Brexit weekly round up – Week commencing 27 August 2018


Matrix’s Legal Support Service provides a weekly round-up of Brexit-related links and news.

Brexit and the UK constitution

  1. The Conversation blog has published a piece by Peter McLoughlin in which he argues that the key factor preventing an agreement to restore power-sharing in Northern Ireland is Brexit.

The UK’s post-Brexit deal with the EU

  1. Theresa May claimed that a no-deal Brexit “wouldn’t be the end of the world” as she sought to downplay Philip Hammond’s warning. However, shadow Brexit secretary Keir Starmer has warned that a no-deal Brexit could create an ‘unsustainable legal vacuum’ as the Prime Minister and Government would face a race against time to pass a slew of new laws.
  2. Two major European newspapers, Le Monde and Die Welt, have been given a YouGov poll of 10,000 Britons by the People’s Vote campaign group, which shows that 72% of people are opposed to a Brexit in which the details of the future deal are unclear when the UK leaves.
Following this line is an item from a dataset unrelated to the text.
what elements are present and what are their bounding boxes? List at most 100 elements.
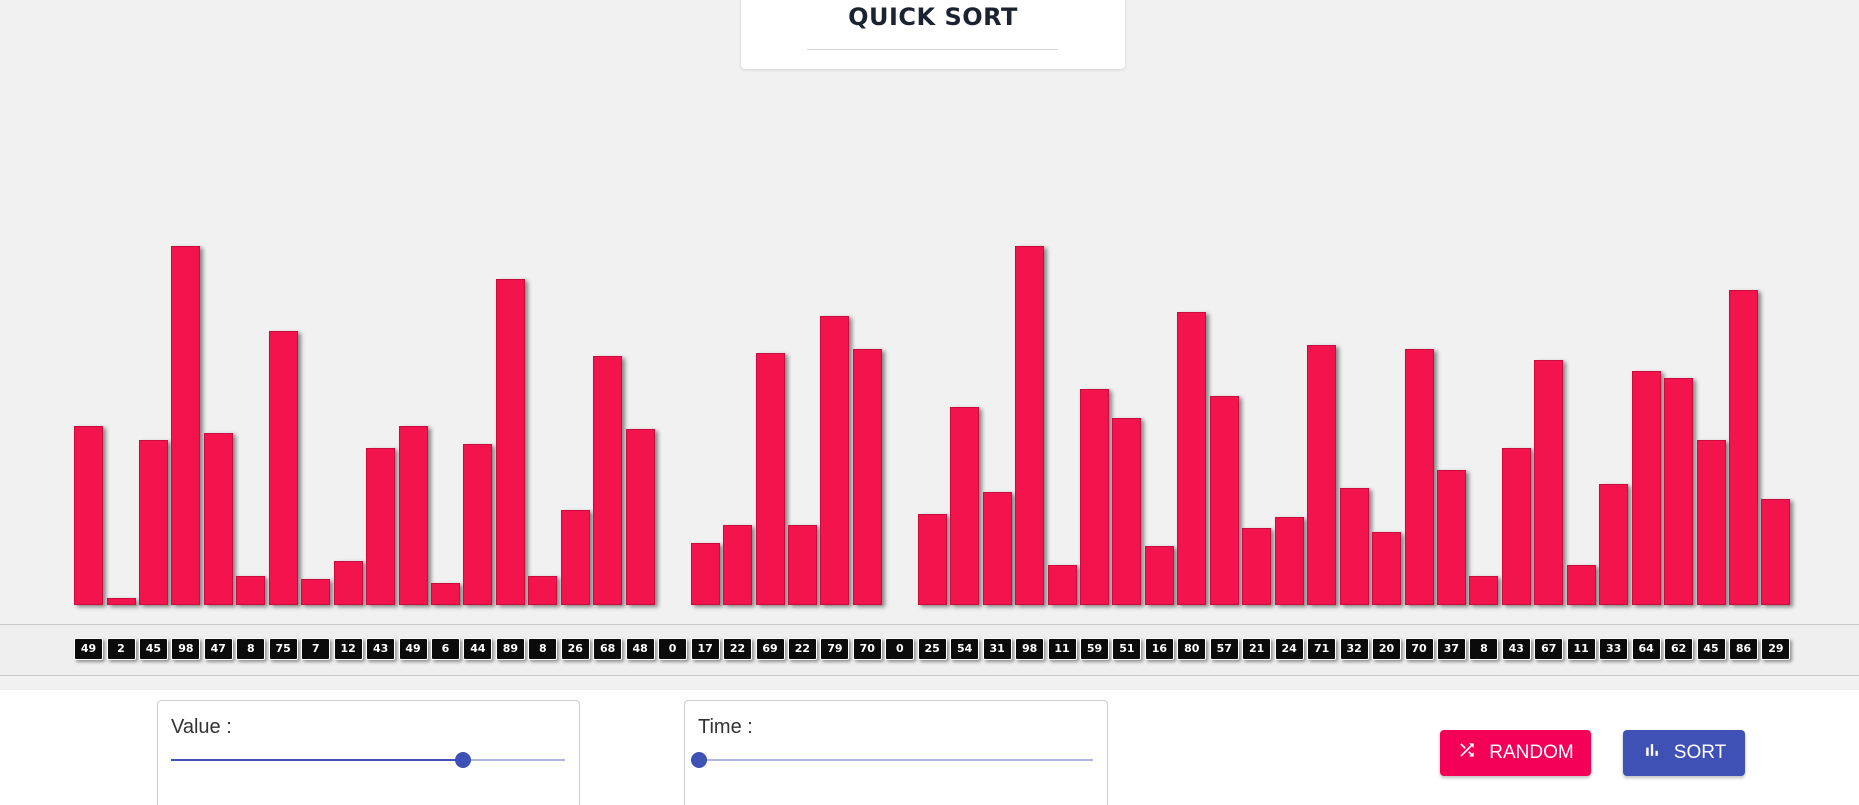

And, according to The Guardian, just one in 20 specialist civil servants is satisfied with the Government’s approach to Brexit.
  3. Jacob Rees-Mogg has sparked a fresh row about the status of the Irish border after Brexit after a video emerged in which he suggests a return to checks ‘as we had during the Troubles’.
  4. Downing Street has refused to confirm that MPs will see a full economic analysis of the impact of a no-deal Brexit before their final vote on departure from the EU, even though such a scenario would happen by default if they rejected Theresa May’s proposals.
  5. The House of Commons Library has published a paper considering the Brexit White Paper, and David Davis’ alternative one, considering the proposals in both papers and analysing the potential future relationship under each.

Impact of Brexit on the economy

  1. Theresa May is to meet the leaders of Nigeria, Kenya and South Africa in the first trip to sub-Saharan Africa made by a UK leader in five years, to push the UK’s post-Brexit export prospects.
  2. TheCityUK has responded to the UK Government’s Brexit contingency paper for financial services.
  3. According to a poll of housing market specialists, house prices in London will fall this year and next, with the possibility of a full-blown crash if Britain leaves the EU without striking a deal.
  4. A survey by Legal Week has found that 75% of City partners back a second Brexit referendum as ‘no deal’ concerns grow.
  5. A fresh Cabinet split has emerged over a ‘no deal’ Brexit, with frontbencher Liam Fox rubbishing Philip Hammond’s warnings about the economic effects of leaving the EU without a dea
  6. Theresa May has unveiled a multi-million pound funding boost for a British rival to the EU’s Galileo satellite scheme, amid a bitter war of words with Brussels over the project.

Brexit as it affects Practice Areas:


The Guardian reports that Best for Britain has warned that the plan of the health secretary, Matt Hancock, to set aside six weeks’ worth of vital medicines to avoid supply disruptions in the event of a no-deal Brexit could cost up to £2bn.


Campaigners for the rights of EU citizens settled in the UK have started legal proceedings against the Government over new laws that prevent them from accessing their Home Office records.

The Home Office has published guidance instructing caseworkers how to consider applications under the EU Settlement Scheme during the private beta pilot phase.


Tom Watson, the deputy leader of the Labour party, has called on the Government to confirm if the National Crime Agency is looking into whether there was Russian interference in the EU referendum.


John Simpson, world affairs editor, has argued that BBC News is being unfairly attacked for bias over its coverage of Brexit as Britain goes through the nastiest period in its national life since 1945.